Five newspapers in the Northeast are going to pool some of their newsgathering to save money, an ad hoc editorial pooling arrangement (commons) that both presages more to come and echoes other larger, more complex commons all around us. Given that commons is one of my main research interests at the moment, one thing I can say for certain is that the editors and publishers of the papers will need to tread carefully in not alienating what readers they have left.
The Facebook brouhaha (imbroglio?) and volte-face of the last two days turns out to teach much the same lesson. Most of the public commentary about the affair has focused on (i) inept Facebook public relations; (ii) who owns user data?; (iii) expectations of personal privacy vs. the imperatives of e-commerce; (iv) fair warning and valid contracts with consumers; or some combination of the four.
But the real lesson of Facebook is the same lesson that those newspaper editors are about to learn: The hard questions only appear to be “ownership” and “valid contracts.” They are actually questions of governance, or management of a commons. Facebook is a information commons, by which I mean a managed or structured environment where lots and lots of people pool information and lots and lots of those people access and use that information. Facebook both provides the environment, in large part, and manages it and participates it, but the governance mechanisms are not just legal and technical (and economic). They are social and cultural, and Facebook users were heard yesterday asserting their standing to participate in it.
The legal system in which we are accustomed to swimming has a difficult time with the commons concept, partly because it is unorthodox to think of a commons that’s “owned” by a single private company, and partly because it is unorthodox to think of a commons that isn’t “public” in the sense that everything in it is free (both unrestricted, and zero cost) to use. The law is usually suspicious of privatized collective action; it sniffs around them with antitrust and administrative law tools. Sometimes, we wonder if the private system is serving a state function.
But the 21st century is filled with productive private commons, and there will be more of them, and more recognition of them, as the era proceeds. Some commons are great things; some are problematic. Figuring out how to sort them out and manage them effectively will take a lot of work, and more work than antitrust and administrative law alone likely can do. (There is a conceptual link here between Facebook and Brett’s take on Google Book Search.) A lot of that work will be political (small p) rather than (only) legal. Facebook might have addressed the contract law aspects of its recent Terms of Service change head on, so that users were unambiguously notified of and bound to the change. But that approach wouldn’t deal with the governance problem; formal contracting might have killed the goose that laid the golden Facebook egg.

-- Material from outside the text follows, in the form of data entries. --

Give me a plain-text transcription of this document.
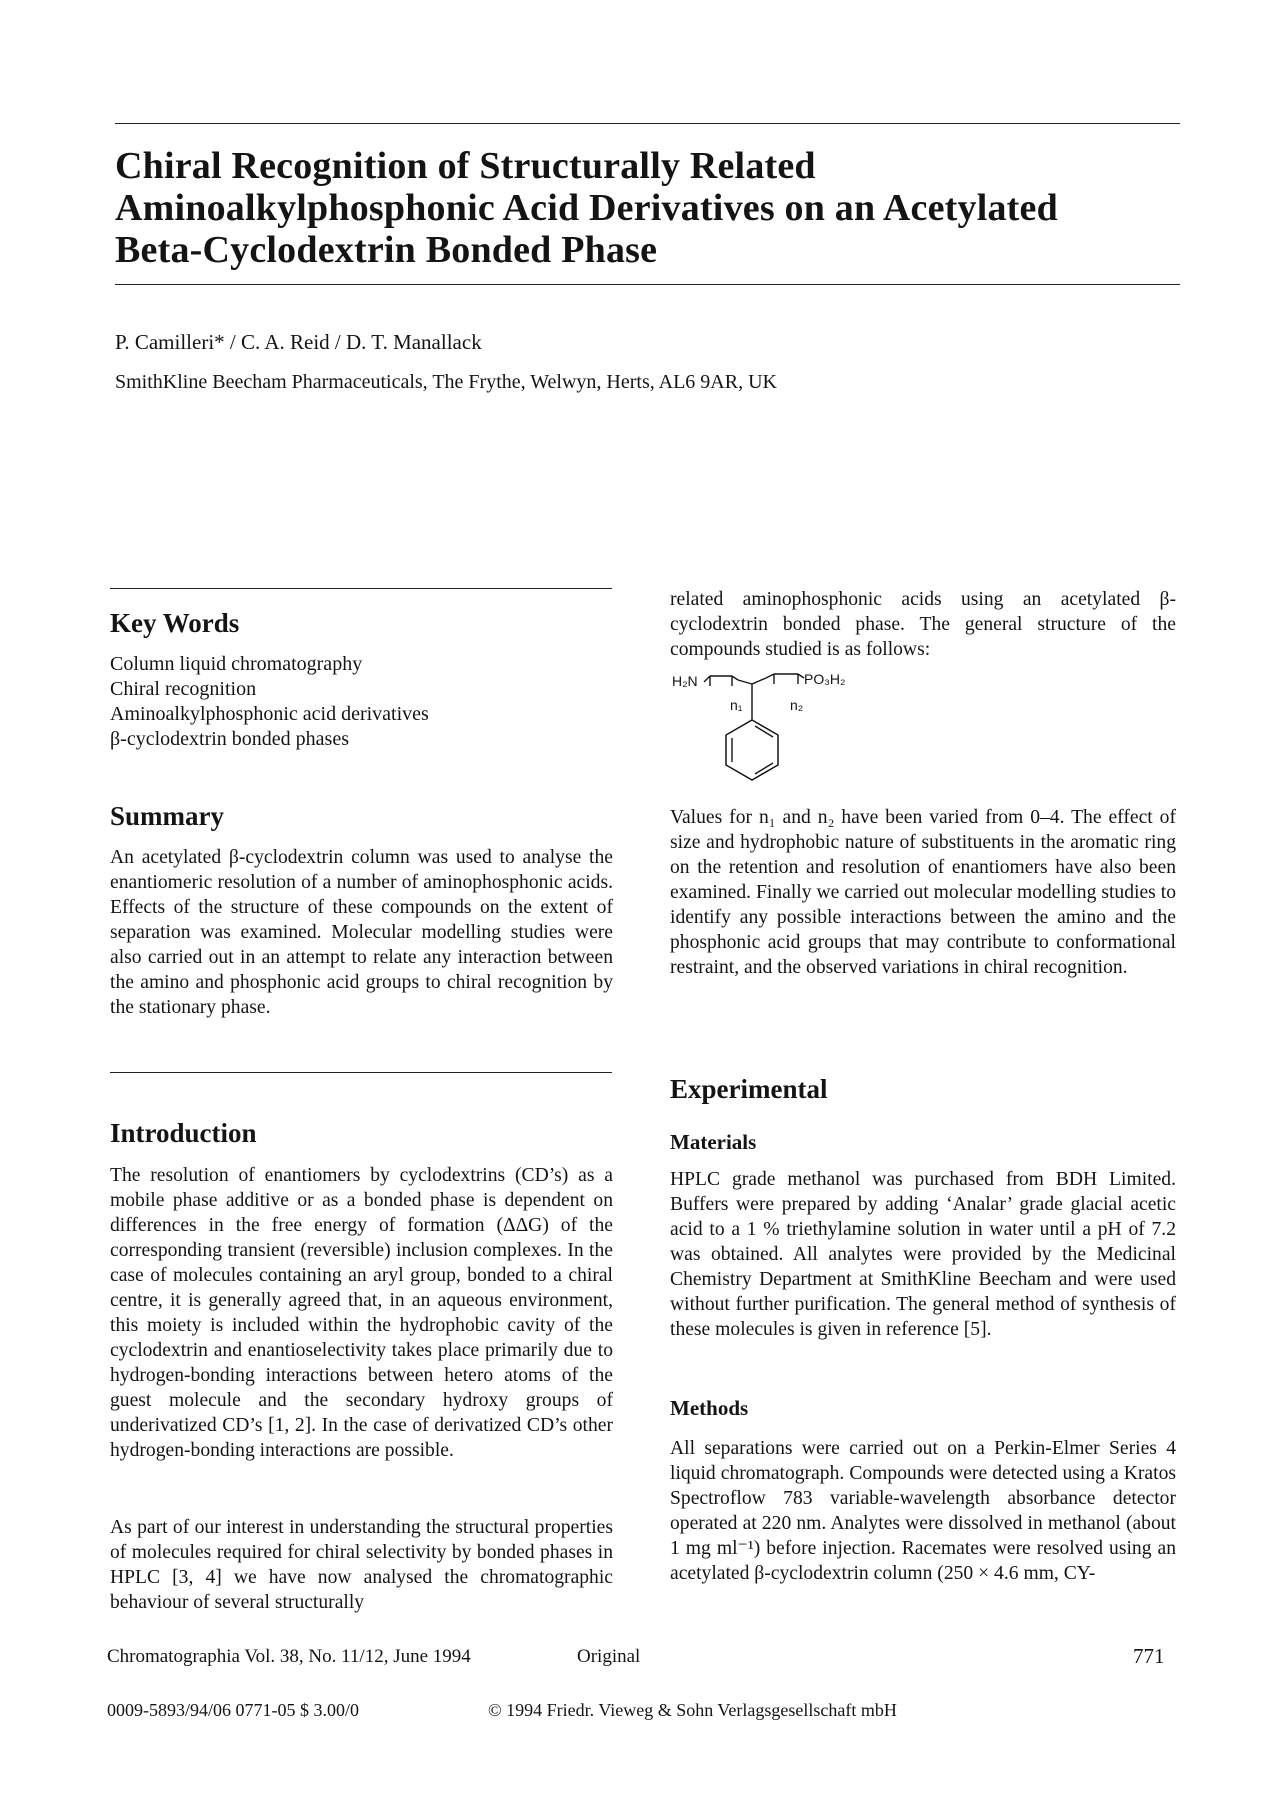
Chiral Recognition of Structurally Related
Aminoalkylphosphonic Acid Derivatives on an Acetylated
Beta-Cyclodextrin Bonded Phase
P. Camilleri* / C. A. Reid / D. T. Manallack
SmithKline Beecham Pharmaceuticals, The Frythe, Welwyn, Herts, AL6 9AR, UK
Key Words
Column liquid chromatography
Chiral recognition
Aminoalkylphosphonic acid derivatives
β-cyclodextrin bonded phases
Summary

An acetylated β-cyclodextrin column was used to analyse the enantiomeric resolution of a number of aminophosphonic acids. Effects of the structure of these compounds on the extent of separation was examined. Molecular modelling studies were also carried out in an attempt to relate any interaction between the amino and phosphonic acid groups to chiral recognition by the stationary phase.

Introduction

The resolution of enantiomers by cyclodextrins (CD’s) as a mobile phase additive or as a bonded phase is dependent on differences in the free energy of formation (ΔΔG) of the corresponding transient (reversible) inclusion complexes. In the case of molecules containing an aryl group, bonded to a chiral centre, it is generally agreed that, in an aqueous environment, this moiety is included within the hydrophobic cavity of the cyclodextrin and enantioselectivity takes place primarily due to hydrogen-bonding interactions between hetero atoms of the guest molecule and the secondary hydroxy groups of underivatized CD’s [1, 2]. In the case of derivatized CD’s other hydrogen-bonding interactions are possible.

As part of our interest in understanding the structural properties of molecules required for chiral selectivity by bonded phases in HPLC [3, 4] we have now analysed the chromatographic behaviour of several structurally

related aminophosphonic acids using an acetylated β-cyclodextrin bonded phase. The general structure of the compounds studied is as follows:

H₂N	PO₃H₂
n₁	n₂

Values for n₁ and n₂ have been varied from 0–4. The effect of size and hydrophobic nature of substituents in the aromatic ring on the retention and resolution of enantiomers have also been examined. Finally we carried out molecular modelling studies to identify any possible interactions between the amino and the phosphonic acid groups that may contribute to conformational restraint, and the observed variations in chiral recognition.

Experimental
Materials

HPLC grade methanol was purchased from BDH Limited. Buffers were prepared by adding ‘Analar’ grade glacial acetic acid to a 1 % triethylamine solution in water until a pH of 7.2 was obtained. All analytes were provided by the Medicinal Chemistry Department at SmithKline Beecham and were used without further purification. The general method of synthesis of these molecules is given in reference [5].

Methods

All separations were carried out on a Perkin-Elmer Series 4 liquid chromatograph. Compounds were detected using a Kratos Spectroflow 783 variable-wavelength absorbance detector operated at 220 nm. Analytes were dissolved in methanol (about 1 mg ml⁻¹) before injection. Racemates were resolved using an acetylated β-cyclodextrin column (250 × 4.6 mm, CY-

Chromatographia Vol. 38, No. 11/12, June 1994	Original	771
0009-5893/94/06 0771-05 $ 3.00/0	© 1994 Friedr. Vieweg & Sohn Verlagsgesellschaft mbH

Hi Mike — I think that’s just right. I was just suggesting to my class recently that the most interesting part of the response was this:
“Our terms aren’t just a document that protect our rights; it’s the governing document for how the service is used by everyone across the world. Given its importance, we need to make sure the terms reflect the principles and values of the people using the service.”
Jon Zittrain noticed the same thing:
http://futureoftheinternet.org/facebooks-privacy-storm
This ties into the whole big question of Internet governance, which I think many people declared prematurely dead. It turns out that when we socialize online in increasingly complex ways, we do want to start to set collective rules and obligations that go beyond the standard for of a TOS/EULA. I think virtual worlds are on the cutting edge of this, but it is true of all forms of complex social software.
I might add that David Post’s new book has some interesting material revisiting this issue.